A bipartisan group of senators is nearing agreement on a comprehensive immigration bill that would put illegal immigrants on a 13-year path to citizenship, officials with outside groups keeping up with the talks said Thursday.
The legislation also would install new criteria for border security, allow more high- and low-skilled workers to come to the U.S. and hold businesses to tougher standards on verifying their workers are in the country legally, according to outside groups and lawmakers involved. Together, the measures represent the most sweeping changes in immigration law in decades.
The senators in the so-called Gang of Eight were meeting for hours at a time daily this week trying to complete a deal. There were still big disagreements on some issues, but they hoped to resolve most of them before Congress began a two-week recess at week's end. That would allow them to meet a self-imposed deadline to present their legislation next month.
"About 90 percent of the issues, including the path to citizenship, are settled," Sen. Chuck Schumer, D-N.Y., told Hispanic media Thursday, according to his office. He said he was putting "more time into this than any other single issue."
The group was under pressure to speed up its work. Protesters converged Thursday on Schumer's office to accuse him of breaking his initial promise to have the bill done in March. Senate Judiciary Chairman Patrick Leahy, D-Vt., whose panel would take up the legislation, complained this week that the group was taking too long. As a result, Leahy said, his committee won't be able to complete writing the bill itself in April, as he had hoped.
Several officials with outside groups said the biggest remaining areas of disagreement dealt with legal rather than illegal immigration. Top among them was a proposed program to bring in tens of thousands of new immigrants to fill low-skilled jobs. It had been the subject of difficult negotiations between the U.S. Chamber of Commerce and AFL-CIO.
The two sides made substantial progress, including agreeing on a cap of 200,000 visas in the new program, but they continued to disagree on wages for the new workers, according to one official. Senators were mediating offers and counteroffers.
The officials described the status of the discussions on condition of anonymity because they were not authorized to speak publicly about them.
As senators struggled with the legal immigration question, Schumer and others said consensus had formed on details of a path to citizenship for the 11 million illegal immigrants already in the country, even though that issue tended to cause the most public consternation.
The new bill would contemplate a 10-year wait for illegal immigrants already in the U.S. before they could get a green card allowing them permanent residency, senators have said. During that time they would be in a provisional legal status and would not have to return to their home countries as current law requires.
Once they got the green card, they would have to wait three years to be able to apply for citizenship, compared to the five-year wait that most green-card holders currently have to abide, outside officials say they've been told. The new three-year wait was first reported by The New York Times.
That added up to 13 years, which would put the Senate bill in line with immigration legislation drafted by President Barack Obama, which he has said he would offer only if the Gang of Eight process stalls.

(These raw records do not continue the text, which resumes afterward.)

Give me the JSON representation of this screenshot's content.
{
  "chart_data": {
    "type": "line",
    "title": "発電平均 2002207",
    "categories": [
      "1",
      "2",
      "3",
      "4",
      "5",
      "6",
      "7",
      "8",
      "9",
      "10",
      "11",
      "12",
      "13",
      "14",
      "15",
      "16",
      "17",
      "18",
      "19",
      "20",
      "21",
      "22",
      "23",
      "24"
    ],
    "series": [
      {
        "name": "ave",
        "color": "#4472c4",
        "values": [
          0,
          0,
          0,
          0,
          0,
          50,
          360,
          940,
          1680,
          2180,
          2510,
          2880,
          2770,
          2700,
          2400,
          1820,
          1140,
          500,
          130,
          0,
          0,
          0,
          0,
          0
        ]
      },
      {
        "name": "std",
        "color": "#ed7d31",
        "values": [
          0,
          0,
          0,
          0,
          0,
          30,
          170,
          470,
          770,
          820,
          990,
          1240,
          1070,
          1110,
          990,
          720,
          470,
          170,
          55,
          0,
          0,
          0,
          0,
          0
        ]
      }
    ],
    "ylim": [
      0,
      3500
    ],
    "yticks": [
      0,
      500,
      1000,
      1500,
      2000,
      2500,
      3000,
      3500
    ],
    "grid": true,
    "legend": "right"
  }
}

There's also said to be substantial consensus among the senators on border security issues. The bill would require that the border be secured before illegal immigrants could embark on the path to citizenship and would put in place new border security criteria including a commission of border state officials to advise on the issue. The border security piece was critical to support from Republicans in the group including John McCain of Arizona and Marco Rubio of Florida.
The bill will be lengthy and cover numerous other thorny issues, including mandating a currently voluntary program called E-Verify that helps businesses check their workers' papers, as much as doubling visas that go to high-tech workers, and limiting family-based immigration to put a greater emphasis on skills and employment ties instead.
So far pro-immigrant groups have often been more visible in public than opponents of the bill, but that could change once it becomes public next month. A fierce backlash helped sink the last attempt at reform in 2007, and the unveiling of the bill will open volatile months of debate and votes in the Judiciary Committee and on the Senate floor over the spring and summer, with success far from assured. The House also must act before the legislation could become law, and prospects there were cloudier still.